В другом письме он напрямик пишет: «Я такой же невежда, каким был в начале, чего мне нисколько не стыдно. Лишь бы я съел свой хлеб и я буду очень доволен собою».

Еще бесцеремоннее объяснялся подраставший великий князь со своим наставником в письме, относящемся к 1791 году. В этом письме он заявлял: «В двенадцать лет я ничего не знаю, не умею даже читать. Быть грубым, невежливым, дерзким — вот к чему я стремлюсь. Знание мое и прилежание достойны армейского барабанщика. Словом, из меня ничего не выйдет во всю мою жизнь».

Надобно, впрочем, заметить, что такая неутешительная для Лагарпа переписка перемежалась порою выражением покорности Константина, просьбами об извинении, о прощении, о дозволении присутствовать на уроках, обещанием исправиться, но вслед за тем Лагарп получал письма совершенно в ином тоне (Сборник Императорского Российского Исторического Общества).

Ничего нет странного, что Лагарп, получая подобные цидулки от своего питомца, приходил в отчаяние.
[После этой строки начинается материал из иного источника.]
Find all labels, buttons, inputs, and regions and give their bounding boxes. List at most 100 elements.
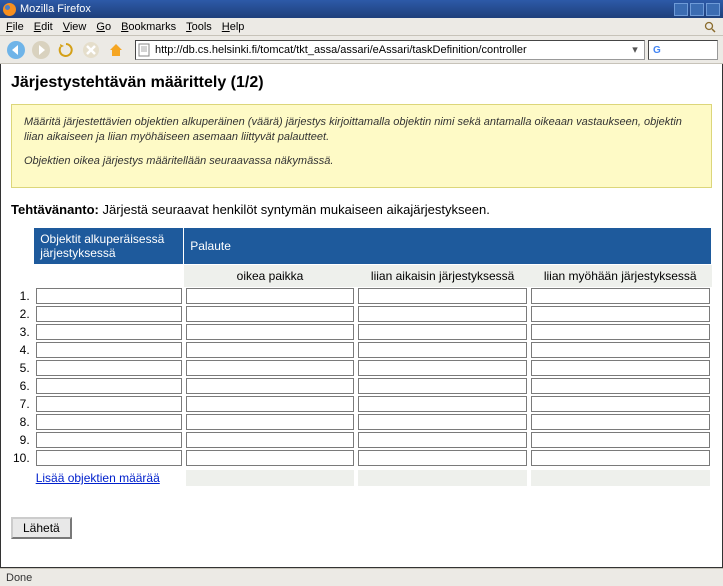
object-input[interactable] — [36, 378, 182, 394]
minimize-button[interactable] — [674, 3, 688, 16]
object-input[interactable] — [36, 306, 182, 322]
notice-line-1: Määritä järjestettävien objektien alkupe… — [24, 115, 699, 146]
feedback-correct-input[interactable] — [186, 324, 355, 340]
feedback-correct-input[interactable] — [186, 432, 355, 448]
page-content: Järjestystehtävän määrittely (1/2) Määri… — [0, 64, 723, 568]
row-number: 2. — [11, 305, 34, 323]
feedback-correct-input[interactable] — [186, 450, 355, 466]
table-row: 5. — [11, 359, 712, 377]
url-input[interactable] — [155, 44, 628, 56]
status-text: Done — [6, 572, 32, 584]
search-box[interactable]: G — [648, 40, 718, 60]
feedback-correct-input[interactable] — [186, 360, 355, 376]
feedback-early-input[interactable] — [358, 378, 527, 394]
feedback-late-input[interactable] — [531, 324, 710, 340]
object-input[interactable] — [36, 324, 182, 340]
window-controls — [674, 3, 720, 16]
feedback-late-input[interactable] — [531, 306, 710, 322]
feedback-late-input[interactable] — [531, 378, 710, 394]
stop-button[interactable] — [80, 39, 102, 61]
object-input[interactable] — [36, 432, 182, 448]
row-number: 5. — [11, 359, 34, 377]
feedback-late-input[interactable] — [531, 360, 710, 376]
status-bar: Done — [0, 568, 723, 586]
feedback-early-input[interactable] — [358, 342, 527, 358]
feedback-late-input[interactable] — [531, 414, 710, 430]
row-number: 3. — [11, 323, 34, 341]
feedback-early-input[interactable] — [358, 324, 527, 340]
table-row: 8. — [11, 413, 712, 431]
feedback-early-input[interactable] — [358, 432, 527, 448]
row-number: 1. — [11, 287, 34, 305]
feedback-late-input[interactable] — [531, 396, 710, 412]
menu-bookmarks[interactable]: Bookmarks — [121, 21, 176, 33]
table-row: 3. — [11, 323, 712, 341]
row-number: 7. — [11, 395, 34, 413]
add-objects-link[interactable]: Lisää objektien määrää — [36, 471, 160, 485]
feedback-correct-input[interactable] — [186, 396, 355, 412]
table-row: 9. — [11, 431, 712, 449]
reload-button[interactable] — [55, 39, 77, 61]
feedback-early-input[interactable] — [358, 414, 527, 430]
feedback-correct-input[interactable] — [186, 342, 355, 358]
col-objects: Objektit alkuperäisessä järjestyksessä — [34, 228, 184, 265]
google-icon: G — [652, 43, 666, 57]
feedback-correct-input[interactable] — [186, 414, 355, 430]
maximize-button[interactable] — [690, 3, 704, 16]
object-input[interactable] — [36, 288, 182, 304]
feedback-early-input[interactable] — [358, 360, 527, 376]
feedback-early-input[interactable] — [358, 306, 527, 322]
table-row: 6. — [11, 377, 712, 395]
subcol-early: liian aikaisin järjestyksessä — [356, 265, 529, 288]
svg-text:G: G — [653, 45, 661, 56]
feedback-late-input[interactable] — [531, 432, 710, 448]
object-input[interactable] — [36, 360, 182, 376]
table-row: 7. — [11, 395, 712, 413]
task-label: Tehtävänanto: — [11, 202, 99, 217]
row-number: 6. — [11, 377, 34, 395]
feedback-late-input[interactable] — [531, 288, 710, 304]
firefox-icon — [3, 3, 16, 16]
feedback-early-input[interactable] — [358, 450, 527, 466]
url-bar[interactable]: ▾ — [135, 40, 645, 60]
table-row: 10. — [11, 449, 712, 467]
ordering-table: Objektit alkuperäisessä järjestyksessä P… — [11, 227, 712, 489]
row-number: 9. — [11, 431, 34, 449]
feedback-late-input[interactable] — [531, 342, 710, 358]
close-button[interactable] — [706, 3, 720, 16]
subcol-late: liian myöhään järjestyksessä — [529, 265, 712, 288]
feedback-late-input[interactable] — [531, 450, 710, 466]
table-row: 1. — [11, 287, 712, 305]
page-icon — [138, 43, 152, 57]
window-title: Mozilla Firefox — [20, 3, 91, 15]
table-row: 2. — [11, 305, 712, 323]
feedback-early-input[interactable] — [358, 396, 527, 412]
search-icon[interactable] — [703, 20, 717, 34]
task-text: Järjestä seuraavat henkilöt syntymän muk… — [103, 202, 490, 217]
notice-line-2: Objektien oikea järjestys määritellään s… — [24, 154, 699, 169]
notice-box: Määritä järjestettävien objektien alkupe… — [11, 104, 712, 188]
page-title: Järjestystehtävän määrittely (1/2) — [11, 74, 712, 92]
menu-help[interactable]: Help — [222, 21, 245, 33]
menu-go[interactable]: Go — [96, 21, 111, 33]
menu-file[interactable]: File — [6, 21, 24, 33]
object-input[interactable] — [36, 414, 182, 430]
menu-tools[interactable]: Tools — [186, 21, 212, 33]
subcol-correct: oikea paikka — [184, 265, 357, 288]
object-input[interactable] — [36, 342, 182, 358]
back-button[interactable] — [5, 39, 27, 61]
menu-edit[interactable]: Edit — [34, 21, 53, 33]
url-dropdown-icon[interactable]: ▾ — [628, 43, 642, 56]
feedback-correct-input[interactable] — [186, 288, 355, 304]
object-input[interactable] — [36, 396, 182, 412]
feedback-correct-input[interactable] — [186, 306, 355, 322]
forward-button[interactable] — [30, 39, 52, 61]
table-row: 4. — [11, 341, 712, 359]
window-title-bar: Mozilla Firefox — [0, 0, 723, 18]
feedback-correct-input[interactable] — [186, 378, 355, 394]
home-button[interactable] — [105, 39, 127, 61]
menu-view[interactable]: View — [63, 21, 87, 33]
object-input[interactable] — [36, 450, 182, 466]
submit-button[interactable]: Lähetä — [11, 517, 72, 539]
feedback-early-input[interactable] — [358, 288, 527, 304]
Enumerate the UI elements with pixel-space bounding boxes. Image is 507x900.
Зато впоследствии великий князь, войдя опять в переписку со своим бывшим наставником, утешил его не только выражением глубокой почтительности и привязанности, но и многими дельными суждениями.

11(22) марта 1790 года он писал Лагарпу, что стал читать книги по военной части, но и в этом письме проявилась его обычная бесцеремонная откровенность. Под письмом он весьма своеобразно подписался «l’ane Constantin»[8], a в приписке к этому письму, говоря о себе самом, шутливо добавил некоторые резкие выражения.

ГЛАВА V править

Хлопоты о женитьбе великого князя Константина Павловича. — Выборы невесты. — Приезд в Петербург принцесс Саксен-Кобургских. — Помолвка Константина Павловича с принцессой Юлианой-Генриеттой-Ульрикой. — Принятие ею православия с именем Анны Федоровны. — Бракосочетание

Желая упрочить наследование русского императорского престола в нисходящих поколениях своего потомства, Екатерина II весьма рано озабочивалась отысканием невесты для цесаревича Павла Петровича и женила его на 19-м году от рождения. В тех же самых видах императрица желала обвенчать и своих внуков в раннем возрасте. Великий князь Александр Павлович вступил в брак с великою княжною Елизаветою Алексеевною в 1793 году, не достигнув еще полных шестнадцати лет от роду. После его брака очередь была за Константином. Ему не было еще четырнадцати лет, когда возникло первое предположение об его женитьбе.

В бумагах Екатерины, относящихся к 1793 году, найдена одна черновая рукопись императрицы. Рукопись эта, по всей вероятности, была проектом дипломатической ноты.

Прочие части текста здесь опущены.